Of course audible voices make it easier to get immersed. It should. In reality we talk face to face and there`s no magic text that appears, so I would of course prefer audible speech. It`s natural.
The only reaosn I`m a little against voiced dialogue is because of the obvious loss of detail we get in dialogue branches. Even today with the latest games they still don`t match the detail of story and dialogue of something like Morrowind. And as long as you are prepared to READ, and the story is GOOD, you WILL become immersed..
But it is not impossible at all to become totally immersed in a text only fps rpg, it really isn`t. Anyone who says that has not played games where they don`t always expect everything to be voiced.
When they have full voiced dialogue with the depth of Morrowind or Baldur`s gate or even Planescape Torment, then we can say there`s no need for text games.

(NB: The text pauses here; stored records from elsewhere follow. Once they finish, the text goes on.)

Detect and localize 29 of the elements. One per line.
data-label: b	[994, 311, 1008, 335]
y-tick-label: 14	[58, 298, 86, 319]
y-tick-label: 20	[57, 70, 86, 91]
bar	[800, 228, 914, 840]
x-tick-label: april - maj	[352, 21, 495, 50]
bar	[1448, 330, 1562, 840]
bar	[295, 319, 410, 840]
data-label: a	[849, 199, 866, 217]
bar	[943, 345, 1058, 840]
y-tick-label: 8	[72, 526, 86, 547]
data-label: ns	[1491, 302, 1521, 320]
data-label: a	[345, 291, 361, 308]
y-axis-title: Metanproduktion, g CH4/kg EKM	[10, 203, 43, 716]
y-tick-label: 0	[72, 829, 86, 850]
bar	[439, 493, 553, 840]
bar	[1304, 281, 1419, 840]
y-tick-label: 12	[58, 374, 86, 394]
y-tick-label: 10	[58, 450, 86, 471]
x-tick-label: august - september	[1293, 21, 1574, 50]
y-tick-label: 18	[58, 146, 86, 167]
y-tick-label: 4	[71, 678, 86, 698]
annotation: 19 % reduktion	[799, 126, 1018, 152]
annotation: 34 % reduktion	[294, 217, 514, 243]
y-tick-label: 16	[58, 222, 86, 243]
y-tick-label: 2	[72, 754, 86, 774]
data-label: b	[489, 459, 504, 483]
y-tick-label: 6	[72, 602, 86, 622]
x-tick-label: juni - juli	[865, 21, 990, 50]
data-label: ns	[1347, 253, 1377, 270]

I have been playing games since Space Invaders. The first game I ever played on a PC was the text adventure game "Adventure" back in 1984 or 1985 or so. I've played a number of text adventures - and yes, they can be immersive, because just like books they are all text. First or Third Person RPGs become immersive through entirely different means, and having conversations take place through text breaks that immersion. They're visually so real that it is a jarring disconnect when this quite-real-looking person walks up to me and "converses" with me via a text window - it really is the equivalent of speaking to somebody through written notes.
Text-only games are, as I've said, as poor a comparison as books because both use entirely different means to immerse the player/reader than do other games, and text is used to convey everything.